Il y a vingt ans, le match amical France-Algérie, au Stade de France, était interrompu à la 76e minute après que des supporters algériens ont envahi la pelouse. © OLIVIER MORIN/AFP

Il y a vingt ans, le 7 octobre 2001, la France se réveillait en proie à des questionnements identitaires. La veille, le match amical France-Algérie n’avait pu aller à son terme après que des supporters algériens – également français pour beaucoup – ont envahi la pelouse du Stade de France à la 76e minute. Depuis, les deux sélections n’ont jamais pu se rencontrer de nouveau, malgré plusieurs tentatives d’organiser ce match pas comme les autres.

Qui a dit que les Français et les Algériens n’avaient aucune relation dans le domaine footballistique ? Les 9 et 12 octobre, leurs sélections des moins de 18 ans vont s’affronter au cours de deux matches amicaux, dans le cadre bucolique de Clairefontaine, en Île-de-France, au Centre technique national de la Fédération française de football (FFF).

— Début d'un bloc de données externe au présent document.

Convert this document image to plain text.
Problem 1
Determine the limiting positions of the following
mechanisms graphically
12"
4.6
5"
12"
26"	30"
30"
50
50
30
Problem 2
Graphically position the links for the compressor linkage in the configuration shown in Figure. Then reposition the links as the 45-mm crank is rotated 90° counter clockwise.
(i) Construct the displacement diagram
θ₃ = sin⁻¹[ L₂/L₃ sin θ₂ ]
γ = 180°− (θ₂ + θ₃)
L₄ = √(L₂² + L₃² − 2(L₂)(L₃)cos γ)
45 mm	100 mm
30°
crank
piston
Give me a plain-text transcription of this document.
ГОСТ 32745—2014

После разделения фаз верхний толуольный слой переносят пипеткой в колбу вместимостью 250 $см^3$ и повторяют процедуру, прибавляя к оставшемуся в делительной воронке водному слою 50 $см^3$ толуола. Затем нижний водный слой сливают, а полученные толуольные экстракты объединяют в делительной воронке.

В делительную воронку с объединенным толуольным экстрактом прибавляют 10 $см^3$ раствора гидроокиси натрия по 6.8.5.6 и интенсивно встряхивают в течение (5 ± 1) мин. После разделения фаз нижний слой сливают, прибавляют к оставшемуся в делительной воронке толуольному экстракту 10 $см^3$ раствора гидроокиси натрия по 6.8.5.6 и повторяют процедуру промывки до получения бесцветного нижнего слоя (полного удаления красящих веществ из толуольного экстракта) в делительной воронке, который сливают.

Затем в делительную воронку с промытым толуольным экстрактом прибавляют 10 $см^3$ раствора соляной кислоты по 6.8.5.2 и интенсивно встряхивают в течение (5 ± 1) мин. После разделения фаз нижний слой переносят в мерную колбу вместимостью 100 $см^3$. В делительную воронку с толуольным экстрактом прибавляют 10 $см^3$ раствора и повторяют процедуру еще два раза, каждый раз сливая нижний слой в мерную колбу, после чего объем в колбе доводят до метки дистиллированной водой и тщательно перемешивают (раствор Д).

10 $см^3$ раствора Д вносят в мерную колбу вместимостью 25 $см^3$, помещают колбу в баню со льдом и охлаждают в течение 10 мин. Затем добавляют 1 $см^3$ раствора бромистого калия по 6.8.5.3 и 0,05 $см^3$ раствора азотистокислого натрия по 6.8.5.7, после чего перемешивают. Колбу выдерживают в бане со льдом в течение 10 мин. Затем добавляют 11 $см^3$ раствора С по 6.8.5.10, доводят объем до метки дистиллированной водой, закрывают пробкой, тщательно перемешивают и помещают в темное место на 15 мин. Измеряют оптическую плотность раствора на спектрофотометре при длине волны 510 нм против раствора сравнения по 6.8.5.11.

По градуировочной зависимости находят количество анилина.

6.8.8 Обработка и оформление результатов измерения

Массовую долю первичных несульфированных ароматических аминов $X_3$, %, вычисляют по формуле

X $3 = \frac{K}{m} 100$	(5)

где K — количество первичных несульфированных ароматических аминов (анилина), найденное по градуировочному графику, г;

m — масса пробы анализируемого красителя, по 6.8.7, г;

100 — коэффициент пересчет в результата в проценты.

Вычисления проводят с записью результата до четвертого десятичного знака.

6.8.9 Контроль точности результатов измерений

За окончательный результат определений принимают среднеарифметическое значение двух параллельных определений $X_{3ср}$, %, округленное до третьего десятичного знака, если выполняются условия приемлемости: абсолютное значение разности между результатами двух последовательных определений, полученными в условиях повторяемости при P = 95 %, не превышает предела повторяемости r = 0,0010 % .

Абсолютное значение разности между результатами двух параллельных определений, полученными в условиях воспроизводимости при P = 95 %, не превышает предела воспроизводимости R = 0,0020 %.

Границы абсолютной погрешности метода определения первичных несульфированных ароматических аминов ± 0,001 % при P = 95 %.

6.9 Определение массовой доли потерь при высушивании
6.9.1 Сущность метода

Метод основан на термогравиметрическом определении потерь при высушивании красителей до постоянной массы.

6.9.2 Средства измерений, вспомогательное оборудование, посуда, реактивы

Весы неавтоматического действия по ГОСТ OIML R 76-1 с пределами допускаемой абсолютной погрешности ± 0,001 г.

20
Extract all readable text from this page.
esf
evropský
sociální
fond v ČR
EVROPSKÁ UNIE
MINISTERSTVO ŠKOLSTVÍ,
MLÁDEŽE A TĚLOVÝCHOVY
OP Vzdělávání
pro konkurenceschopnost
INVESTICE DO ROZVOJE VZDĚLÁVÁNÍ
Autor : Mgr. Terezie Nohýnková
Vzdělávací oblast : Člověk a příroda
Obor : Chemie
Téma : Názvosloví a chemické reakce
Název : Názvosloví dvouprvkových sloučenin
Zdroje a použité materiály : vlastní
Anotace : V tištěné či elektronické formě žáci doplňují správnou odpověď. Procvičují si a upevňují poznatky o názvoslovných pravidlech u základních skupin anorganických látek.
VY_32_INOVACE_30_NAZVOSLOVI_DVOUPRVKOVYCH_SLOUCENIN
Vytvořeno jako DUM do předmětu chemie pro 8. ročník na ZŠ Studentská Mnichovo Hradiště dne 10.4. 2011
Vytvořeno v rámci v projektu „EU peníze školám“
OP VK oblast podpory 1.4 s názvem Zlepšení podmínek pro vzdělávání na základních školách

Mais l’organisation de joutes amicales entre deux équipes de jeunes, devant un public très restreint et dans l’anonymat médiatique le plus total, n’est pas comparable à celle d’un match entre le champion d’Afrique 2019 et le champion du monde en titre.

Depuis le fiasco d’octobre 2001, les deux fédérations ont envisagé, à au moins deux reprises, d’organiser les retrouvailles entre les Bleus et les Fennecs. Sans succès jusqu’à maintenant.

Avant la Coupe du monde ?

La première fois que la FFF et la Fédération algérienne de football (FAF) y ont sérieusement songé, c’était en 2009, plus précisément en novembre. Mais l’idée est vite enterrée pour des raisons purement sportives : la France joue un match de barrage qualificatif pour le Mondial 2010 contre l’Eire, et l’Algérie doit affronter l’Égypte à Khartoum, également pour se qualifier pour le Mondial sud-africain.

La seconde tentative est beaucoup plus récente. En octobre 2019, en marge d’un match amical entre l’Algérie et la Colombie organisé à Lille (3-0), Noël Le Graët, président de la FFF, et Kheireddine Zetchi, qui présidait alors la FAF, s’étaient rencontrés à Paris.